The ass-kicker: Rahm Emanuel, Barack Obama’s chief of staff
10 April 2012

Emotional intelligence and soft skills have had a long and successful run as the favoured trait in managers. While the markets soared, house prices rose and all seemed well, business could afford to worry about corporate culture, understanding and empathy. But now hard times have brought a fresh appreciation for hardball, or doing whatever it takes to survive.

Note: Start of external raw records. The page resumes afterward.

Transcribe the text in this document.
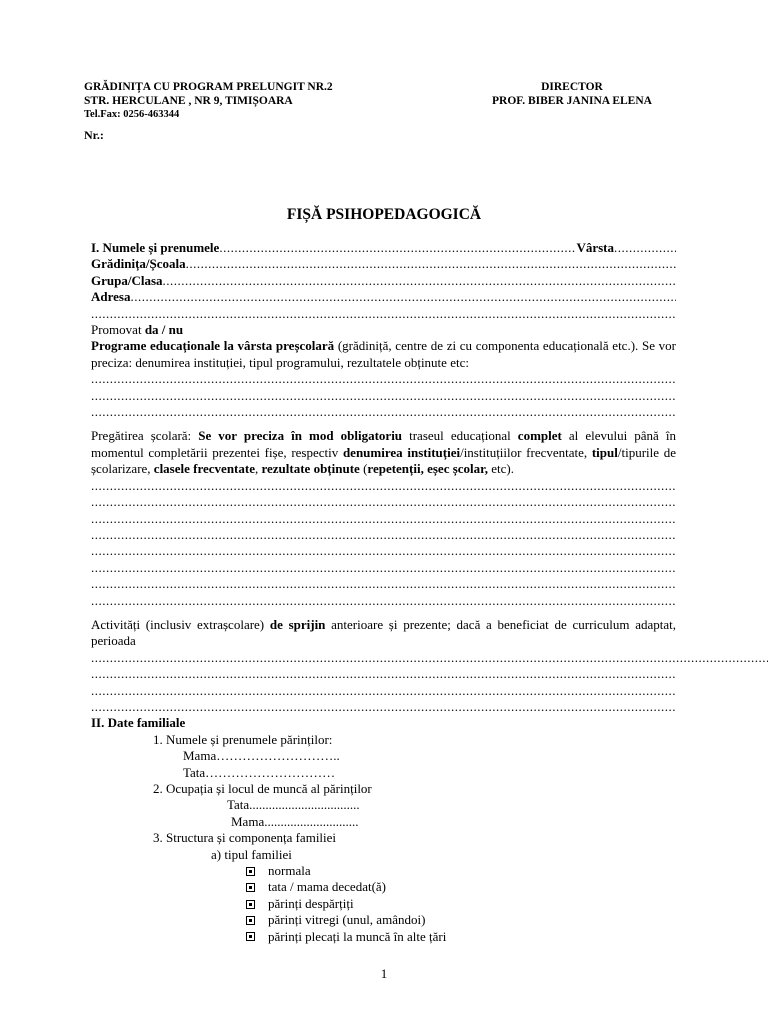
GRĂDINIȚA CU PROGRAM PRELUNGIT NR.2
STR. HERCULANE , NR 9, TIMIȘOARA
Tel.Fax: 0256-463344
DIRECTOR
PROF. BIBER JANINA ELENA
Nr.:
FIȘĂ PSIHOPEDAGOGICĂ
I. Numele și prenumele
.....	Vârsta
.....
Grădinița/Școala
.....
Grupa/Clasa
.....
Adresa
.....
.....
Promovat da / nu
Programe educaționale la vârsta preșcolară (grădiniță, centre de zi cu componenta educațională etc.). Se vor preciza: denumirea instituției, tipul programului, rezultatele obținute etc:
.....
.....
.....
Pregătirea școlară: Se vor preciza în mod obligatoriu traseul educațional complet al elevului până în momentul completării prezentei fișe, respectiv denumirea instituției/instituțiilor frecventate, tipul/tipurile de școlarizare, clasele frecventate, rezultate obținute (repetenții, eșec școlar, etc).
.....
.....
.....
.....
.....
.....
.....
.....
Activități (inclusiv extrașcolare) de sprijin anterioare și prezente; dacă a beneficiat de curriculum adaptat, perioada .....
.....
.....
.....
II. Date familiale
1. Numele și prenumele părinților:
Mama………………………..
Tata…………………………
2. Ocupația și locul de muncă al părinților
Tata..................................
Mama.............................
3. Structura și componența familiei
a) tipul familiei
normala
tata / mama decedat(ă)
părinți despărțiți
părinți vitregi (unul, amândoi)
părinți plecați la muncă în alte țări
1
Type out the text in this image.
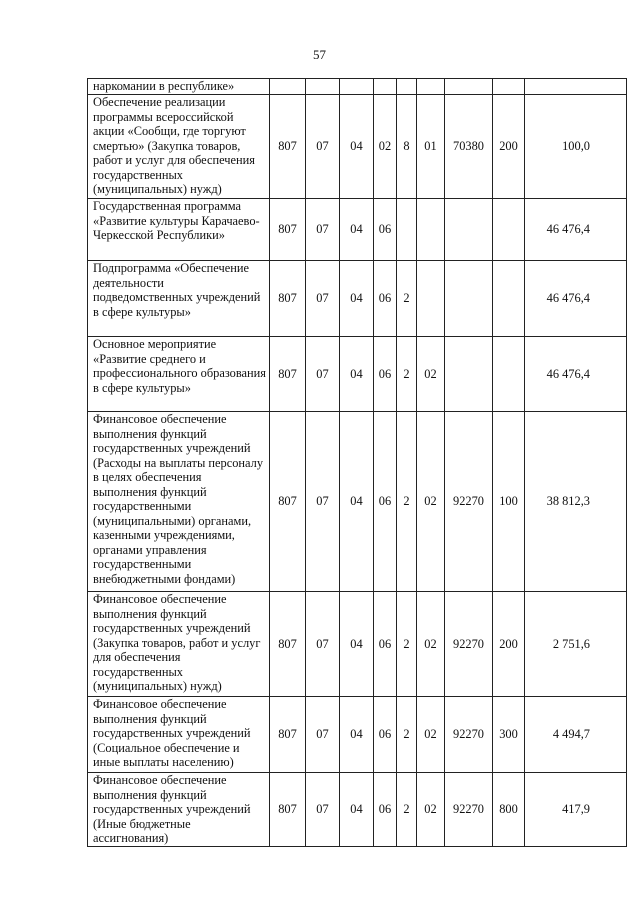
57
наркомании в республике»									
Обеспечение реализации программы всероссийской акции «Сообщи, где торгуют смертью» (Закупка товаров, работ и услуг для обеспечения государственных (муниципальных) нужд)	807	07	04	02	8	01	70380	200	100,0
Государственная программа «Развитие культуры Карачаево-Черкесской Республики»	807	07	04	06					46 476,4
Подпрограмма «Обеспечение деятельности подведомственных учреждений в сфере культуры»	807	07	04	06	2				46 476,4
Основное мероприятие «Развитие среднего и профессионального образования в сфере культуры»	807	07	04	06	2	02			46 476,4
Финансовое обеспечение выполнения функций государственных учреждений (Расходы на выплаты персоналу в целях обеспечения выполнения функций государственными (муниципальными) органами, казенными учреждениями, органами управления государственными внебюджетными фондами)	807	07	04	06	2	02	92270	100	38 812,3
Финансовое обеспечение выполнения функций государственных учреждений (Закупка товаров, работ и услуг для обеспечения государственных (муниципальных) нужд)	807	07	04	06	2	02	92270	200	2 751,6
Финансовое обеспечение выполнения функций государственных учреждений (Социальное обеспечение и иные выплаты населению)	807	07	04	06	2	02	92270	300	4 494,7
Финансовое обеспечение выполнения функций государственных учреждений (Иные бюджетные ассигнования)	807	07	04	06	2	02	92270	800	417,9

Hardball has always gone on at the highest levels of business and politics. Even those with public reputations for being sensitive, decent types often employ sidekicks to body check, tackle and hurt. Tony Blair had Alastair Campbell. Barack Obama has his chief of staff, Rahm Emanuel, a notorious hard nut and compulsive curser. As Obama said in a speech last week after Mother's Day in the US, "This is a tough holiday for Rahm Emanuel because he's not used to saying the word day' after mother'." Obama can have polish and style because he has Emanuel knee-capping in the back room.

Richard Nixon once said: "People react to fear, not love. They don't teach that in Sunday school but it's true." And as George Stalk and Rob Lachenauer, the authors of a classic management article titled Hardball: Five Killer Strategies for Trouncing the Competition, wrote: "Winners in business play rough and don't apologise for it." For anyone who has winced at the hypocrisy of companies preaching the virtues of soft skills and corporate social responsibility while behaving otherwise, honesty about the effectiveness of hardball is long overdue.

Everyone knows that the great fortunes and innovations of this world are rarely created by cuddly, honourable people. They are created by egotists, bullies and liars. Spend too much time mollycoddling your employees and you will be overtaken by someone who does neither. For an employee, the cost of working for these monsters is balanced by the reward of association with a winner who won't have to fire them.

In tough times, you want a leader like General George Patton, who used to practise his general's face in the mirror each morning to make sure he would look imposing enough to his troops. You want someone to scowl and object and argue in negotiations on your behalf, not roll over to keep everyone happy. And most people know that their best work is not coaxed gently from them but dragged out under extreme pressure, intimidation and raw fear.

During the bull market, the notion of doing well by doing good, of profit and compassion being compatible ideas, thrived. It will be interesting to see how it survives this recession. In America, a firm which tracks emotional intelligence in the workplace just reported that for the first time since 2003, the tendency of employees to understand others declined over the past year. People suffering from stress brought on by the recession have little time for other people and their problems.

According to Stalk and Lachenauer's recipe for Hardball, it is not about breaking the law or cheating, it is about relentless competition and absolute clarity of purpose. It is not about people skills and niceness. It is about the young Bill Gates going for days without sleep, screaming and slamming doors and emerging with Microsoft and the greatest fortune in history.

Hardball is tough, not sadistic, they write. Yes, you want rivals to squirm but not so visibly that you are viewed as a bully. In fact, you want the people in your world to cheer you on. And many of them will, as they share the riches your strategies generate.

It is easy to see the perils of practising hardball, the risks of being loathed and derided. Harvey Weinstein, the film producer, has been a notorious hardballer, shouting and intimidating his way to the top. But hundreds of millions of dollars and multiple Oscars later, he has triumphed in an industry with minuscule odds of success.

Bill Gates is now as tough on issues of global health as he was developing Windows. If you are an African with malaria, this is tremendous news. Who would not want Bill Gates turning his attention to their problem? He will fix it. And success, whatever it took to achieve it, earns a lot of forgiveness.